Ben Collins-Sussman wrote:
>Branko Äibej <[EMAIL PROTECTED]> writes:
>
>
>
>>This interface looks sane, and I can cobble up a Windows implementation
>>in two eyeblinks. As for the patch itself: utimes() is a BSDism and may
>>not be available on all systems. The Unix implementation needs to check
>>for this, and use utime() instead if utimes() isn't available.
>>
>>
>
>Branko, I just committed your & Matt's patches for
>apr_file_mtime_set(). Your test passes for me.
>
>Can you give me a clue about how to "check for utimes()" on unix
>platforms?
>
>
Configury, my man!
Find an appropriate place in configure.in, then:
AC_CHECK_FUNCS(utime, utimes)
That'll get HAVE_UTIME and/or HAVE_UTIMES defined in
include/arch/unix/apr_private.h.
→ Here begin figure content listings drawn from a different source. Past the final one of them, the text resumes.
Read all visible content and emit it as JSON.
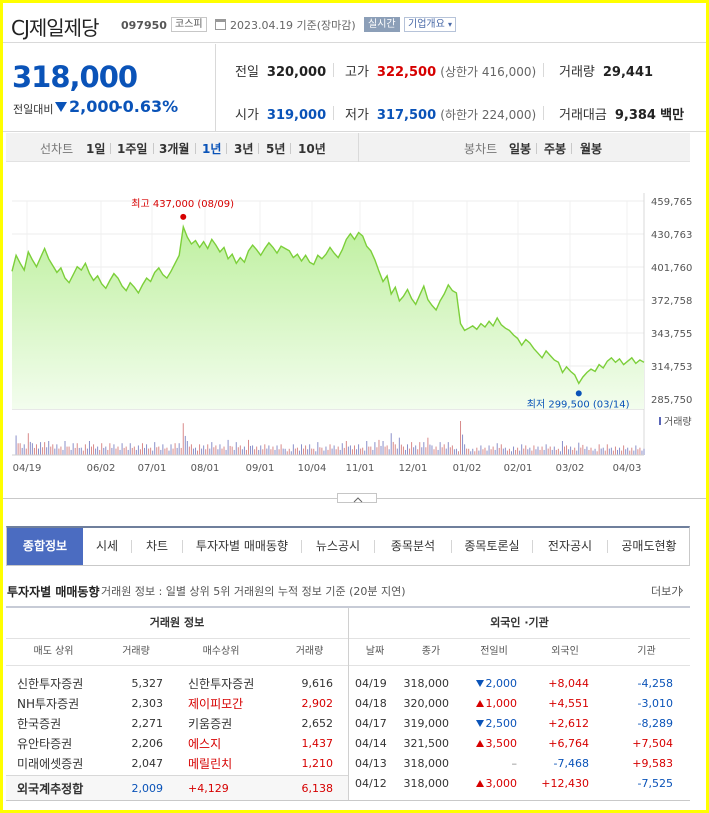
{
  "header": {
    "name": "CJ제일제당",
    "code": "097950",
    "market": "코스피",
    "date": "2023.04.19 기준(장마감)",
    "realtime_label": "실시간",
    "overview_label": "기업개요"
  },
  "price": {
    "current": "318,000",
    "change_label": "전일대비",
    "change": "2,000",
    "change_pct": "-0.63%",
    "prev_label": "전일",
    "prev": "320,000",
    "high_label": "고가",
    "high": "322,500",
    "upper_limit": "(상한가 416,000)",
    "volume_label": "거래량",
    "volume": "29,441",
    "open_label": "시가",
    "open": "319,000",
    "low_label": "저가",
    "low": "317,500",
    "lower_limit": "(하한가 224,000)",
    "amount_label": "거래대금",
    "amount": "9,384",
    "amount_unit": "백만"
  },
  "period_bar": {
    "line_label": "선차트",
    "periods": [
      "1일",
      "1주일",
      "3개월",
      "1년",
      "3년",
      "5년",
      "10년"
    ],
    "selected_period": "1년",
    "candle_label": "봉차트",
    "candles": [
      "일봉",
      "주봉",
      "월봉"
    ]
  },
  "chart_data": {
    "type": "area",
    "y_ticks": [
      "459,765",
      "430,763",
      "401,760",
      "372,758",
      "343,755",
      "314,753",
      "285,750"
    ],
    "ylim": [
      285750,
      459765
    ],
    "x_ticks": [
      "04/19",
      "06/02",
      "07/01",
      "08/01",
      "09/01",
      "10/04",
      "11/01",
      "12/01",
      "01/02",
      "02/01",
      "03/02",
      "04/03"
    ],
    "max_label": "최고 437,000 (08/09)",
    "min_label": "최저 299,500 (03/14)",
    "max_value": 437000,
    "min_value": 299500,
    "volume_legend": "거래량",
    "line_color": "#7ccf3a",
    "fill_color": "#d8f5c4",
    "series": [
      {
        "values": [
          398000,
          412000,
          405000,
          399000,
          415000,
          408000,
          402000,
          410000,
          418000,
          409000,
          403000,
          397000,
          401000,
          392000,
          388000,
          395000,
          402000,
          399000,
          405000,
          396000,
          390000,
          394000,
          387000,
          383000,
          390000,
          396000,
          392000,
          385000,
          381000,
          388000,
          384000,
          379000,
          386000,
          392000,
          389000,
          397000,
          401000,
          395000,
          392000,
          398000,
          405000,
          412000,
          437000,
          428000,
          422000,
          425000,
          419000,
          424000,
          418000,
          426000,
          421000,
          415000,
          419000,
          409000,
          413000,
          405000,
          410000,
          406000,
          416000,
          421000,
          417000,
          412000,
          418000,
          423000,
          419000,
          414000,
          420000,
          418000,
          416000,
          410000,
          413000,
          407000,
          412000,
          406000,
          404000,
          412000,
          409000,
          413000,
          419000,
          414000,
          410000,
          417000,
          426000,
          431000,
          426000,
          432000,
          429000,
          420000,
          416000,
          408000,
          398000,
          389000,
          394000,
          378000,
          384000,
          372000,
          376000,
          382000,
          374000,
          369000,
          377000,
          385000,
          373000,
          368000,
          364000,
          372000,
          378000,
          386000,
          381000,
          379000,
          352000,
          346000,
          348000,
          350000,
          347000,
          352000,
          349000,
          354000,
          350000,
          357000,
          351000,
          348000,
          346000,
          342000,
          339000,
          333000,
          338000,
          335000,
          330000,
          326000,
          322000,
          328000,
          324000,
          320000,
          318000,
          309000,
          314000,
          310000,
          307000,
          299500,
          305000,
          309000,
          312000,
          310000,
          316000,
          313000,
          319000,
          322000,
          318000,
          321000,
          316000,
          319000,
          322000,
          317000,
          320000,
          318000
        ]
      }
    ]
  },
  "tabs": [
    "종합정보",
    "시세",
    "차트",
    "투자자별 매매동향",
    "뉴스공시",
    "종목분석",
    "종목토론실",
    "전자공시",
    "공매도현황"
  ],
  "section": {
    "title": "투자자별 매매동향",
    "subtitle": "거래원 정보 : 일별 상위 5위 거래원의 누적 정보 기준 (20분 지연)",
    "more": "더보기"
  },
  "brokers": {
    "title": "거래원 정보",
    "headers": [
      "매도 상위",
      "거래량",
      "매수상위",
      "거래량"
    ],
    "rows": [
      {
        "sell": "신한투자증권",
        "sell_vol": "5,327",
        "buy": "신한투자증권",
        "buy_vol": "9,616",
        "buy_foreign": false
      },
      {
        "sell": "NH투자증권",
        "sell_vol": "2,303",
        "buy": "제이피모간",
        "buy_vol": "2,902",
        "buy_foreign": true
      },
      {
        "sell": "한국증권",
        "sell_vol": "2,271",
        "buy": "키움증권",
        "buy_vol": "2,652",
        "buy_foreign": false
      },
      {
        "sell": "유안타증권",
        "sell_vol": "2,206",
        "buy": "에스지",
        "buy_vol": "1,437",
        "buy_foreign": true
      },
      {
        "sell": "미래에셋증권",
        "sell_vol": "2,047",
        "buy": "메릴린치",
        "buy_vol": "1,210",
        "buy_foreign": true
      }
    ],
    "summary": {
      "label": "외국계추정합",
      "sell_vol": "2,009",
      "net": "+4,129",
      "buy_vol": "6,138"
    }
  },
  "investors": {
    "title": "외국인 ·기관",
    "headers": [
      "날짜",
      "종가",
      "전일비",
      "외국인",
      "기관"
    ],
    "rows": [
      {
        "date": "04/19",
        "close": "318,000",
        "dir": "down",
        "chg": "2,000",
        "foreign": "+8,044",
        "inst": "-4,258"
      },
      {
        "date": "04/18",
        "close": "320,000",
        "dir": "up",
        "chg": "1,000",
        "foreign": "+4,551",
        "inst": "-3,010"
      },
      {
        "date": "04/17",
        "close": "319,000",
        "dir": "down",
        "chg": "2,500",
        "foreign": "+2,612",
        "inst": "-8,289"
      },
      {
        "date": "04/14",
        "close": "321,500",
        "dir": "up",
        "chg": "3,500",
        "foreign": "+6,764",
        "inst": "+7,504"
      },
      {
        "date": "04/13",
        "close": "318,000",
        "dir": "flat",
        "chg": "–",
        "foreign": "-7,468",
        "inst": "+9,583"
      },
      {
        "date": "04/12",
        "close": "318,000",
        "dir": "up",
        "chg": "3,000",
        "foreign": "+12,430",
        "inst": "-7,525"
      }
    ]
  }
}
Then you just condinitonalize the code
on those defines, giving utimes (which has the more precise interface)
priority; e.g.,
#if HAVE_UTIMES
...use utimes...
#elif HAVE_UTIME
...use utime...
#else
return APR_ENOTIMPL:
#endif
Not that there's much chance that any Unix wouldn't have at least utime().
I don't think you have to tweak apr.h.in. There's no reason to export
which syscall we're using. You do have to put in dummy implementations
that return APR_ENOTIMPL for OS/2 and Netware, though.